How does this compare with other states? According to a report recently shared by Commissioner David Altmaier with the chair of the House Banking and Insurance Committee, Florida accounts for 8% of all U.S. claims, while experiencing 76% of the nation’s property insurance lawsuits. This isn’t exactly splitting hairs.
Every other state afflicted by hurricanes enacted laws titled “consumer cost containment measures,” specifically to protect citizens from these same predatory practices. SB 76, despite flaws, is a multi-faceted bill that takes essential first steps towards protecting Florida’s citizens and economy. This is first accomplished by correcting incentives and rewards within Florida’s litigation economy that took $4 billion from 7 million Floridians in 2020, $12.7 billion since 2013.
Let me take on more myths:
- Myth: There are limited legal abusers and we don’t need SB 76. Current laws make identifying bad actors nearly impossible. But over the last three years, trial lawyers have filed 95,916 property lawsuits, an average of 31,972 per year. This is approximately 424 Florida lawsuits suits for each one suit in other hurricane-prone states.
- Myth: SB 76 hurts consumers by cutting the time allowed to get a claim paid. SB 76 modifies the time allowed for customers to notify their insurer a claim has occurred from three years to two. This has no impact on the time needed to complete repairs, nor time needed to close the claim. Is asking us to check our own dwellings for damage within two years of an event unreasonable?
- Myth: Insurance companies get rich not paying what they owe. Nearly 91% of all claims are settled without dispute. Florida plaintiff attorneys also engage in filing multiple lawsuits on a single claim. One insurer received 40 lawsuits from one law firm on the same loss. Expenses and paid claims average 97 cents for each $1 of premium in other states routinely facing catastrophes. Florida insurers pay out $1.62 for each $1 of income. If SB 76 fails, 7 million Floridians are guaranteed to face years of rate increases.
- Myth: I cannot insure my decade-old roof under SB 76. SB 76 allows companies to limit coverage on older roofs rather than mandates them to do so.
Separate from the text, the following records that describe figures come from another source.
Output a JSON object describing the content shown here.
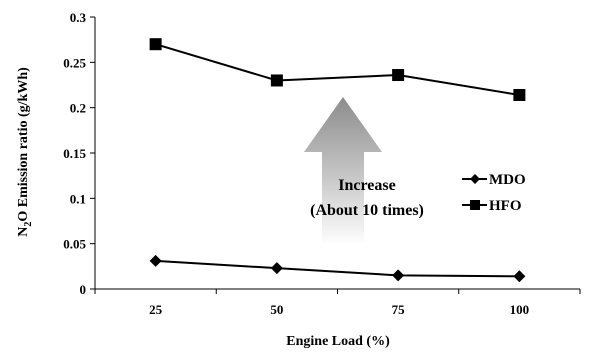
{
  "chart_data": {
    "type": "line",
    "title": "",
    "xlabel": "Engine Load (%)",
    "ylabel": {
      "prefix": "N",
      "sub": "2",
      "suffix": "O Emission ratio (g/kWh)"
    },
    "categories": [
      "25",
      "50",
      "75",
      "100"
    ],
    "y_ticks": [
      "0",
      "0.05",
      "0.1",
      "0.15",
      "0.2",
      "0.25",
      "0.3"
    ],
    "ylim": [
      0,
      0.3
    ],
    "grid": false,
    "legend_position": "right",
    "series": [
      {
        "name": "MDO",
        "marker": "diamond",
        "values": [
          0.031,
          0.023,
          0.015,
          0.014
        ]
      },
      {
        "name": "HFO",
        "marker": "square",
        "values": [
          0.27,
          0.23,
          0.236,
          0.214
        ]
      }
    ],
    "annotation": {
      "line1": "Increase",
      "line2": "(About 10 times)",
      "arrow_color": "#8c8c8c"
    }
  }
}
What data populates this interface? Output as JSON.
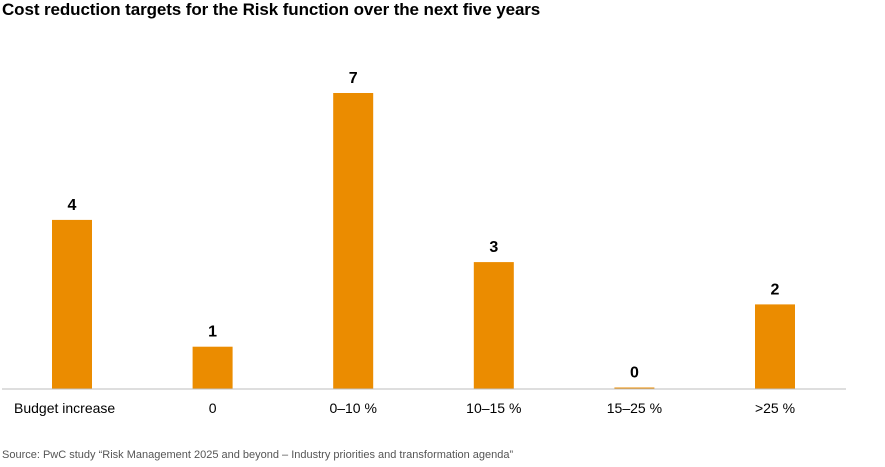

Therefore, consumers even with older roofs will be able to make a choice for replacement depending on affordability. Insurance is a risk-sharing mechanism. This means people with newer, or well-maintained roofs, pay more than they should to cover the risk and losses of those who need roof repairs or replacement, but defer hoping a storm will force an insurer to pay. I may like my neighbor, but do I like him enough to pay for repairs on his house?
Floridians deserve available, affordable and reliable, property insurance. Florida’s real estate market needs protection. Confidence must be restored among investors and reinsurers. SB 76 is the essential best first step, and I encourage all Floridians to call their legislators to voice support.
Guy C. Fraker, of Summerland Key, owns the consulting firm Cre8futures advisory and is an adjunct scholar at the James Madison Institute.